Objective: Preeclampsia is a complex obstetrical syndrome characterized by hypertension and proteinuria. This syndrome is associated with oxidative stress, antioxidant imbalance and impaired production of vasoactive eicosanoids such as thromboxane A(2) (TXA(2)), a potent vasoconstrictor, and prostacyclin (PGI(2)), a well-known vasodilator. We hypothesized that there was a relationship between antioxidant vitamins, such as vitamin E and coenzyme Q(10) (CoQ(10)), and the production of vasoactive eicosanoids- PGI(2) and TXA(2)-potentially regulated by pro-oxidants and antioxidants in preeclampsia.

Methods: Therefore, the plasma levels of vitamin E, CoQ(10), TXA(2) and PGI(2) in normotensive (n = 30) and preeclamptic (n = 29) pregnancies were evaluated. Reduced and oxidized forms of vitamin E and CoQ(10) in blood were measured using a HPLC coupled to electrochemical detection. The levels of TXB(2) and 6-keto-PGF(1alpha), stable metabolites of TXA(2) and PGI(2) respectively, were measured by ELISA.

Results: The CoQ(10) oxidized/reduced ratio was significantly higher in preeclamptic compared to normotensive pregnancies (p = 0.04). A strong correlation between plasma levels of reduced vitamin E and CoQ(10), corrected for apolipoprotein B, was observed only in preeclampsia (r = 0.69, p < 0.0001). The 6-keto-PGF(1alpha)/TXB(2) ratio was higher in preeclampsia than in controls (p = 0.02), and this ratio was correlated to the oxidized/reduced ratio of both, vitamin E and CoQ(10) in all pregnancies (p <0.023).
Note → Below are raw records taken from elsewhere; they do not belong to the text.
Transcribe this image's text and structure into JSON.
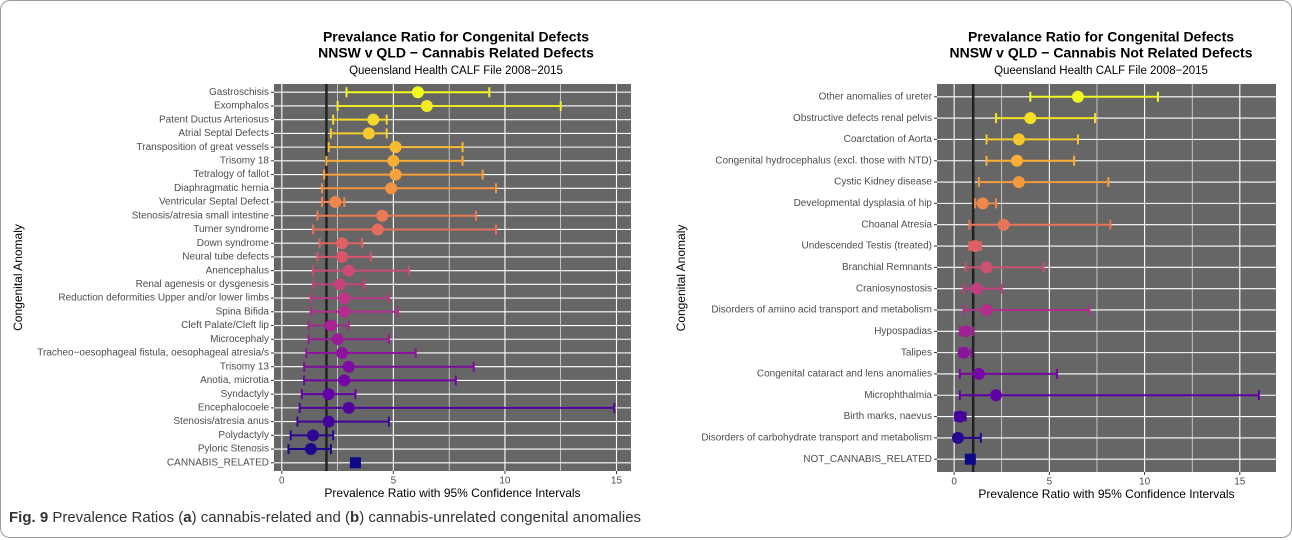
{
  "chart_data": [
    {
      "type": "forest",
      "title": [
        "Prevalance Ratio for Congenital Defects",
        "NNSW v QLD − Cannabis Related Defects"
      ],
      "subtitle": "Queensland Health CALF File 2008−2015",
      "xlabel": "Prevalence Ratio with 95% Confidence Intervals",
      "ylabel": "Congenital Anomaly",
      "categories": [
        "Gastroschisis",
        "Exomphalos",
        "Patent Ductus Arteriosus",
        "Atrial Septal Defects",
        "Transposition of great vessels",
        "Trisomy 18",
        "Tetralogy of fallot",
        "Diaphragmatic hernia",
        "Ventricular Septal Defect",
        "Stenosis/atresia small intestine",
        "Turner syndrome",
        "Down syndrome",
        "Neural tube defects",
        "Anencephalus",
        "Renal agenesis or dysgenesis",
        "Reduction deformities Upper and/or lower limbs",
        "Spina Bifida",
        "Cleft Palate/Cleft lip",
        "Microcephaly",
        "Tracheo−oesophageal fistula, oesophageal atresia/s",
        "Trisomy 13",
        "Anotia, microtia",
        "Syndactyly",
        "Encephalocoele",
        "Stenosis/atresia anus",
        "Polydactyly",
        "Pyloric Stenosis",
        "CANNABIS_RELATED"
      ],
      "values": [
        6.1,
        6.5,
        4.1,
        3.9,
        5.1,
        5.0,
        5.1,
        4.9,
        2.4,
        4.5,
        4.3,
        2.7,
        2.7,
        3.0,
        2.6,
        2.8,
        2.8,
        2.2,
        2.5,
        2.7,
        3.0,
        2.8,
        2.1,
        3.0,
        2.1,
        1.4,
        1.3,
        3.3
      ],
      "lower": [
        2.9,
        2.5,
        2.3,
        2.2,
        2.1,
        2.0,
        1.9,
        1.8,
        1.8,
        1.6,
        1.4,
        1.7,
        1.6,
        1.4,
        1.4,
        1.3,
        1.3,
        1.2,
        1.2,
        1.1,
        1.0,
        1.0,
        0.9,
        0.8,
        0.7,
        0.4,
        0.3,
        3.1
      ],
      "upper": [
        9.3,
        12.5,
        4.7,
        4.7,
        8.1,
        8.1,
        9.0,
        9.6,
        2.8,
        8.7,
        9.6,
        3.6,
        4.0,
        5.7,
        3.7,
        4.8,
        5.2,
        3.0,
        4.8,
        6.0,
        8.6,
        7.8,
        3.3,
        14.9,
        4.8,
        2.3,
        2.2,
        3.5
      ],
      "colors": [
        "#f0f921",
        "#fca636",
        "#e16462",
        "#b12a90",
        "#6a00a8",
        "#0d0887"
      ],
      "summary_shape": "square",
      "ref_line": 2,
      "xlim": [
        -0.35,
        15.65
      ],
      "xticks": [
        0,
        5,
        10,
        15
      ],
      "grid": true,
      "background": "#666666"
    },
    {
      "type": "forest",
      "title": [
        "Prevalance Ratio for Congenital Defects",
        "NNSW v QLD − Cannabis Not Related Defects"
      ],
      "subtitle": "Queensland Health CALF File 2008−2015",
      "xlabel": "Prevalence Ratio with 95% Confidence Intervals",
      "ylabel": "Congenital Anomaly",
      "categories": [
        "Other anomalies of ureter",
        "Obstructive defects renal pelvis",
        "Coarctation of Aorta",
        "Congenital hydrocephalus (excl. those with NTD)",
        "Cystic Kidney disease",
        "Developmental dysplasia of hip",
        "Choanal Atresia",
        "Undescended Testis (treated)",
        "Branchial Remnants",
        "Craniosynostosis",
        "Disorders of amino acid transport and metabolism",
        "Hypospadias",
        "Talipes",
        "Congenital cataract and lens anomalies",
        "Microphthalmia",
        "Birth marks, naevus",
        "Disorders of carbohydrate transport and metabolism",
        "NOT_CANNABIS_RELATED"
      ],
      "values": [
        6.5,
        4.0,
        3.4,
        3.3,
        3.4,
        1.5,
        2.6,
        1.1,
        1.7,
        1.2,
        1.7,
        0.6,
        0.5,
        1.3,
        2.2,
        0.3,
        0.2,
        0.85
      ],
      "lower": [
        4.0,
        2.2,
        1.7,
        1.7,
        1.3,
        1.1,
        0.8,
        0.8,
        0.6,
        0.5,
        0.5,
        0.3,
        0.3,
        0.3,
        0.3,
        0.05,
        0.05,
        0.7
      ],
      "upper": [
        10.7,
        7.4,
        6.5,
        6.3,
        8.1,
        2.2,
        8.2,
        1.4,
        4.7,
        2.5,
        7.1,
        1.0,
        0.9,
        5.4,
        16.0,
        0.6,
        1.4,
        1.0
      ],
      "colors": [
        "#f0f921",
        "#fca636",
        "#e16462",
        "#b12a90",
        "#6a00a8",
        "#0d0887"
      ],
      "summary_shape": "square",
      "ref_line": 1,
      "xlim": [
        -0.9,
        16.9
      ],
      "xticks": [
        0,
        5,
        10,
        15
      ],
      "grid": true,
      "background": "#666666"
    }
  ],
  "caption": {
    "label": "Fig. 9",
    "parts": [
      " Prevalence Ratios (",
      "a",
      ") cannabis-related and (",
      "b",
      ") cannabis-unrelated congenital anomalies"
    ]
  }
}
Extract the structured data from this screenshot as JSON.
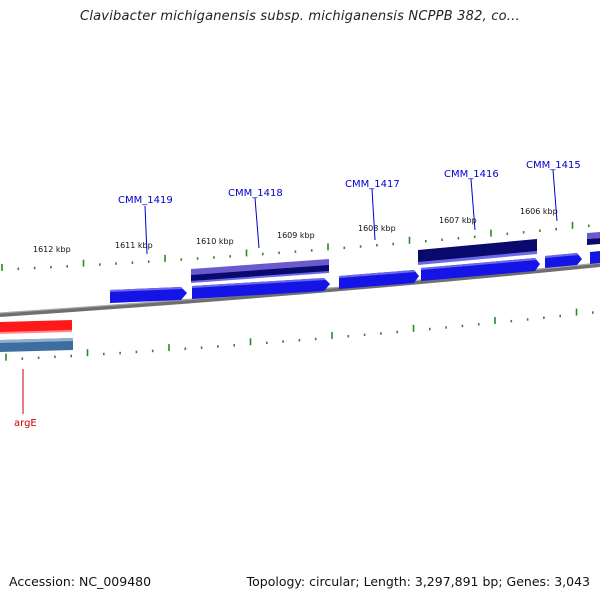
{
  "title": "Clavibacter michiganensis subsp. michiganensis NCPPB 382, co…",
  "footer": {
    "accession": "Accession: NC_009480",
    "summary": "Topology: circular; Length: 3,297,891 bp; Genes: 3,043"
  },
  "ticks": [
    {
      "label": "1612 kbp"
    },
    {
      "label": "1611 kbp"
    },
    {
      "label": "1610 kbp"
    },
    {
      "label": "1609 kbp"
    },
    {
      "label": "1608 kbp"
    },
    {
      "label": "1607 kbp"
    },
    {
      "label": "1606 kbp"
    }
  ],
  "genes": [
    {
      "name": "CMM_1419",
      "color": "#0000cc"
    },
    {
      "name": "CMM_1418",
      "color": "#0000cc"
    },
    {
      "name": "CMM_1417",
      "color": "#0000cc"
    },
    {
      "name": "CMM_1416",
      "color": "#0000cc"
    },
    {
      "name": "CMM_1415",
      "color": "#0000cc"
    },
    {
      "name": "argE",
      "color": "#cc0000"
    }
  ],
  "colors": {
    "forward_cds": "#1414e6",
    "forward_cds_light": "#6a6ae8",
    "gene_dark": "#0a0a6e",
    "reverse_gene": "#ff1a1a",
    "reverse_gene_2": "#3c6ea0",
    "backbone": "#808080",
    "tick": "#2a8a2a"
  }
}
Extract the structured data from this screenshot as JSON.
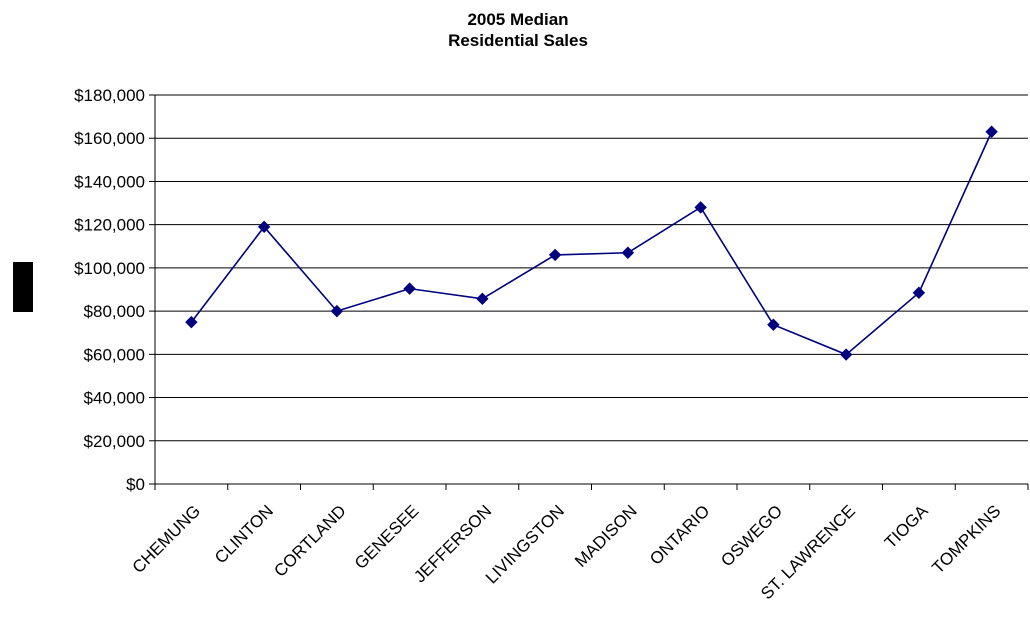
{
  "chart_data": {
    "type": "line",
    "title": [
      "2005 Median",
      "Residential Sales"
    ],
    "xlabel": "",
    "ylabel": "",
    "categories": [
      "CHEMUNG",
      "CLINTON",
      "CORTLAND",
      "GENESEE",
      "JEFFERSON",
      "LIVINGSTON",
      "MADISON",
      "ONTARIO",
      "OSWEGO",
      "ST. LAWRENCE",
      "TIOGA",
      "TOMPKINS"
    ],
    "series": [
      {
        "values": [
          74900,
          119000,
          80000,
          90400,
          85700,
          106000,
          107000,
          128000,
          73700,
          59900,
          88500,
          163000
        ],
        "color": "#00007F",
        "marker": "diamond"
      }
    ],
    "ylim": [
      0,
      180000
    ],
    "yticks": [
      0,
      20000,
      40000,
      60000,
      80000,
      100000,
      120000,
      140000,
      160000,
      180000
    ],
    "ytick_labels": [
      "$0",
      "$20,000",
      "$40,000",
      "$60,000",
      "$80,000",
      "$100,000",
      "$120,000",
      "$140,000",
      "$160,000",
      "$180,000"
    ],
    "grid": true,
    "legend": "left"
  }
}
Conclusion: The data indicated that CoQ(10) is a sensitive marker of oxidative stress in preeclampsia. The correlation between vitamin E and CoQ(10) suggested a coordinated defense mechanism against oxidation. Furthermore, the higher 6-keto-PGF(1alpha)/TXB(2) ratio that strongly correlated with oxidative stress markers, suggests a mechanism developed by the maternal cardiovascular system to counteract hypertension during preeclampsia.